Search code examples
mergesnakemakewildcard-expansion

Generate many files with wildcard, then merge into one


I have two rules on my Snakefile: one generates several sets of files using wildcards, the other one merges everything into a single file. This is how I wrote it:

chr = range(1,23)

rule generate:
    input:
        og_files = config["tmp"] + '/chr{chr}.bgen',
    output:
        out = multiext(config["tmp"] + '/plink/chr{{chr}}',
                       '.bed', '.bim', '.fam')
    shell:
        """
        plink \
        --bgen {input.og_files} \
        --make-bed \
        --oxford-single-chr \
        --out {config[tmp]}/plink/chr{chr}
        """
rule merge:
    input:
        plink_chr = expand(config["tmp"] + '/plink/chr{chr}.{ext}',
                           chr = chr,
                           ext = ['bed', 'bim', 'fam'])
    output:
        out = multiext(config["tmp"] + '/all',
                       '.bed', '.bim', '.fam')
    shell:
        """
        plink \
        --pmerge-list-dir {config[tmp]}/plink \
        --make-bed \
        --out {config[tmp]}/all
        """

Unfortunately, this does not allow me to track the file coming from the first rule to the 2nd rule:

$ snakemake -s myfile.smk -c1 -np                                                                           
Building DAG of jobs...                                                                                                                                       
MissingInputException in line 17 of myfile.smk:                            
Missing input files for rule merge: 
[list of all the files made by expand()]   

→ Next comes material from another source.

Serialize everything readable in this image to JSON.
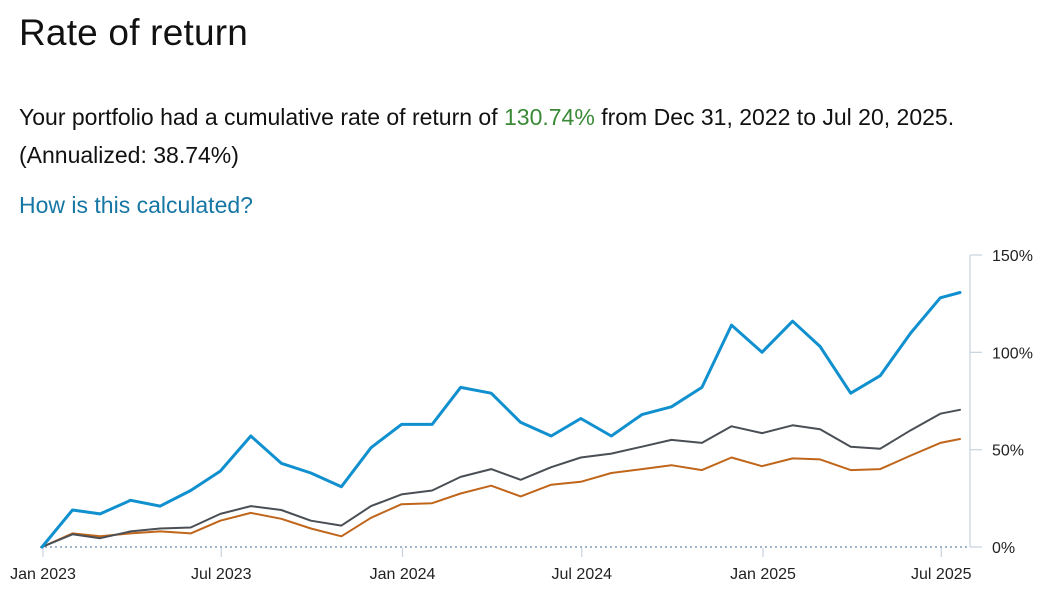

What can I use to be able to generate the 22 sets of files with the wildcard chr in generate, but be able to track them in the input of merge? Thank you in advance for your help


Solution

  • In rule generate I think you don't want to escape the {chr} wildcard, otherwise it doesn't get replaced. I.e.:

            out = multiext(config["tmp"] + '/plink/chr{{chr}}',
                           '.bed', '.bim', '.fam')
    

    should be:

            out = multiext(config["tmp"] + '/plink/chr{chr}',
                           '.bed', '.bim', '.fam')